The D.C. government has cut a couple thousand more youths from the summer jobs program ahead of the fifth pay period, reducing enrollment to fewer than 16,500 but still pushing the budget to the limit.
At the end of the week 16,480 individuals between the ages of 14 and 21 will be paid for their participation in the troubled Summer Youth Employment Program, said Mayor Adrian Fenty Tuesday. That is roughly 1,800 fewer than two weeks ago, reducing payroll by about $700,000.
The vast majority, more than 14,000, will receive full pay whether or not they worked the hours, and the rest half pay.
The current figure, Fenty said, “is as real a number as humanly possible.”
The total payroll for the fifth pay period will approach $6 million, Fenty aides said. Spending more than $6 million would put the program on pace to overshoot its current budget, which tops $50 million and includes $30 million taken from the city’s emergency reserves, government sources said.

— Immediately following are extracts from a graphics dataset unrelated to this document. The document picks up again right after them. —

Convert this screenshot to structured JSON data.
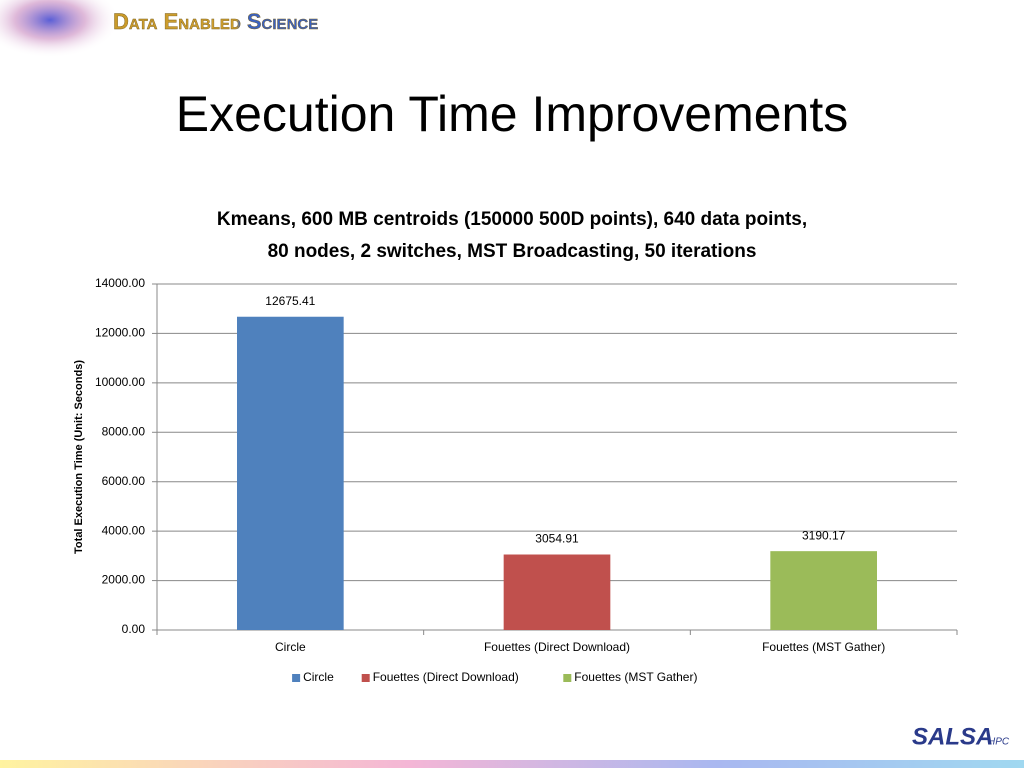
{
  "slide": {
    "header": "Data Enabled Science",
    "title": "Execution Time Improvements",
    "logo": "SALSA",
    "logo_sub": "HPC"
  },
  "chart_data": {
    "type": "bar",
    "title": [
      "Kmeans, 600 MB centroids (150000 500D points), 640 data points,",
      "80 nodes, 2 switches, MST Broadcasting, 50 iterations"
    ],
    "y_label": "Total Execution Time (Unit: Seconds)",
    "categories": [
      "Circle",
      "Fouettes (Direct Download)",
      "Fouettes (MST Gather)"
    ],
    "values": [
      12675.41,
      3054.91,
      3190.17
    ],
    "colors": [
      "#4f81bd",
      "#c0504d",
      "#9bbb59"
    ],
    "ylim": [
      0,
      14000
    ],
    "yticks": [
      {
        "value": 0,
        "label": "0.00"
      },
      {
        "value": 2000,
        "label": "2000.00"
      },
      {
        "value": 4000,
        "label": "4000.00"
      },
      {
        "value": 6000,
        "label": "6000.00"
      },
      {
        "value": 8000,
        "label": "8000.00"
      },
      {
        "value": 10000,
        "label": "10000.00"
      },
      {
        "value": 12000,
        "label": "12000.00"
      },
      {
        "value": 14000,
        "label": "14000.00"
      }
    ],
    "grid": true,
    "legend": "bottom"
  }
}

There is a sixth and final payday on Sept. 12.
The summer jobs catastrophe forced the resignation of Summer Spencer, director of the Department of Employment Services. Her agency was unprepared for and overwhelmed by the program’s popularity, an internal audit found. Those problems were compounded by a failed time and attendance system.

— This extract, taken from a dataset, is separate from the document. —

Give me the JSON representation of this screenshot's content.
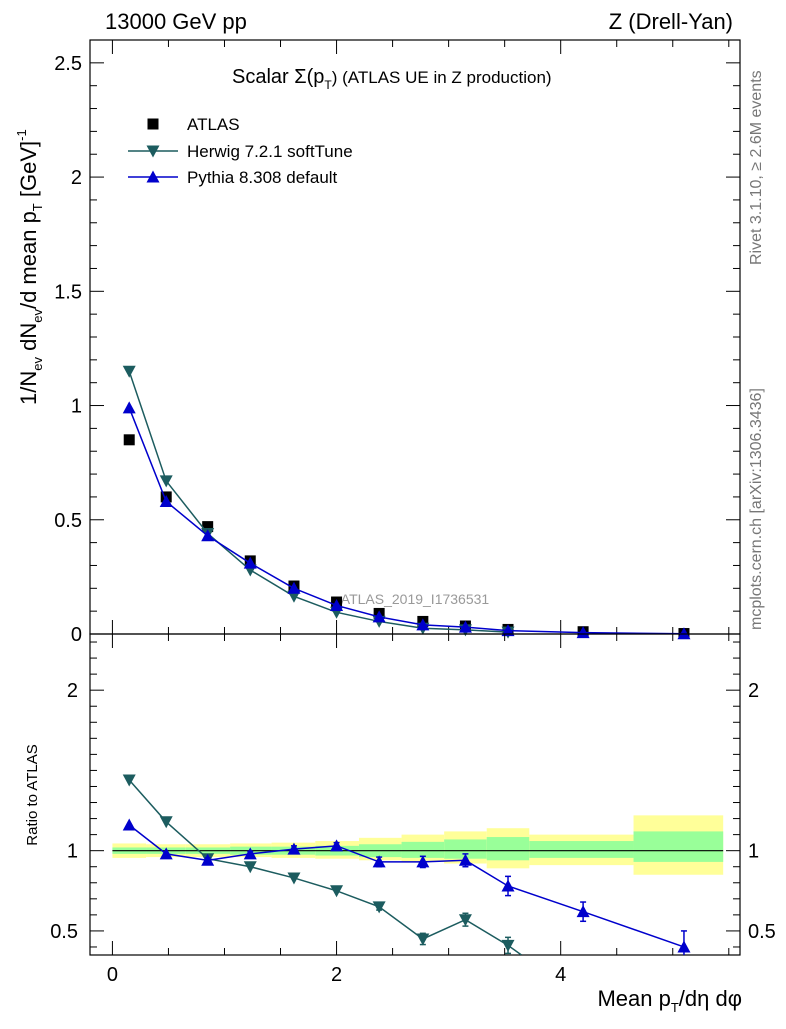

Thousands of people were paid to do nothing, or overpaid for hours they didn’t work. Hundreds more were ineligible but allowed to sign up anyway, including non-D.C. residents and individuals outside of the age restrictions. D.C. dispensed $3.4 million for the first pay period, $6.46 million for the second, $7.3 million for the third and $6.1 million for the fourth.

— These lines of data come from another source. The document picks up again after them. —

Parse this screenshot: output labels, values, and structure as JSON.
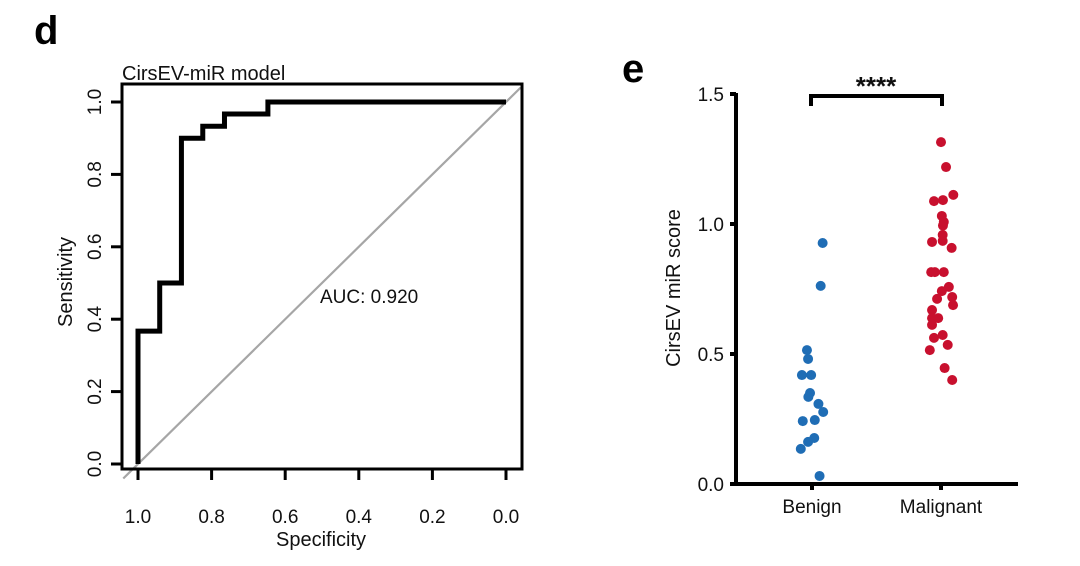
{
  "panels": {
    "d": {
      "letter": "d"
    },
    "e": {
      "letter": "e"
    }
  },
  "chart_data": [
    {
      "type": "line",
      "panel": "d",
      "title": "CirsEV-miR model",
      "xlabel": "Specificity",
      "ylabel": "Sensitivity",
      "xlim": [
        1.0,
        0.0
      ],
      "ylim": [
        0.0,
        1.0
      ],
      "x_reversed": true,
      "xticks": [
        "1.0",
        "0.8",
        "0.6",
        "0.4",
        "0.2",
        "0.0"
      ],
      "xtick_values": [
        1.0,
        0.8,
        0.6,
        0.4,
        0.2,
        0.0
      ],
      "yticks": [
        "0.0",
        "0.2",
        "0.4",
        "0.6",
        "0.8",
        "1.0"
      ],
      "ytick_values": [
        0.0,
        0.2,
        0.4,
        0.6,
        0.8,
        1.0
      ],
      "grid": false,
      "annotation": "AUC: 0.920",
      "series": [
        {
          "name": "ROC curve",
          "color": "#000000",
          "specificity": [
            1.0,
            1.0,
            0.941,
            0.941,
            0.882,
            0.882,
            0.824,
            0.824,
            0.765,
            0.765,
            0.647,
            0.647,
            0.0
          ],
          "sensitivity": [
            0.0,
            0.367,
            0.367,
            0.5,
            0.5,
            0.9,
            0.9,
            0.933,
            0.933,
            0.967,
            0.967,
            1.0,
            1.0
          ]
        },
        {
          "name": "reference diagonal",
          "color": "#a6a6a6",
          "specificity": [
            1.04,
            -0.04
          ],
          "sensitivity": [
            -0.04,
            1.04
          ]
        }
      ]
    },
    {
      "type": "scatter",
      "panel": "e",
      "title": "",
      "xlabel": "",
      "ylabel": "CirsEV miR score",
      "categories": [
        "Benign",
        "Malignant"
      ],
      "ylim": [
        0.0,
        1.5
      ],
      "yticks": [
        "0.0",
        "0.5",
        "1.0",
        "1.5"
      ],
      "ytick_values": [
        0.0,
        0.5,
        1.0,
        1.5
      ],
      "grid": false,
      "significance": {
        "between": [
          "Benign",
          "Malignant"
        ],
        "label": "****"
      },
      "series": [
        {
          "name": "Benign",
          "color": "#1f6db5",
          "values": [
            0.927,
            0.762,
            0.515,
            0.481,
            0.419,
            0.419,
            0.35,
            0.335,
            0.308,
            0.277,
            0.246,
            0.242,
            0.177,
            0.162,
            0.135,
            0.031
          ],
          "jitter": [
            0.38,
            0.31,
            -0.18,
            -0.14,
            -0.36,
            -0.03,
            -0.07,
            -0.13,
            0.23,
            0.4,
            0.1,
            -0.33,
            0.08,
            -0.14,
            -0.4,
            0.27
          ]
        },
        {
          "name": "Malignant",
          "color": "#c8102e",
          "values": [
            1.315,
            1.219,
            1.112,
            1.092,
            1.088,
            1.031,
            1.008,
            0.994,
            0.958,
            0.935,
            0.931,
            0.908,
            0.815,
            0.815,
            0.815,
            0.758,
            0.742,
            0.719,
            0.712,
            0.688,
            0.669,
            0.638,
            0.638,
            0.612,
            0.573,
            0.562,
            0.535,
            0.515,
            0.446,
            0.4
          ],
          "jitter": [
            0.0,
            0.18,
            0.44,
            0.07,
            -0.25,
            0.03,
            0.1,
            0.07,
            0.06,
            0.06,
            -0.32,
            0.38,
            -0.35,
            -0.22,
            0.1,
            0.28,
            0.03,
            0.4,
            -0.14,
            0.43,
            -0.32,
            -0.32,
            -0.1,
            -0.32,
            0.06,
            -0.25,
            0.24,
            -0.4,
            0.13,
            0.4
          ]
        }
      ]
    }
  ]
}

Nearly 5,000 youth have been cut from the jobs program in the last month. The D.C. Inspector General is expected to investigate cases of possible fraud and abuse.
Roughly 1,700 people showed up at DOES headquarters after the last payday to complain that they hadn’t been paid, said Tene Dolphin, incoming interim director of the employment services department. Some 200 previously purged youth raised legitimate arguments and were returned to the payroll, Dolphin said.
But the vast majority simply turned around and left.
“We had a substantial MPD presence,” Dolphin said. “We have surveillance.”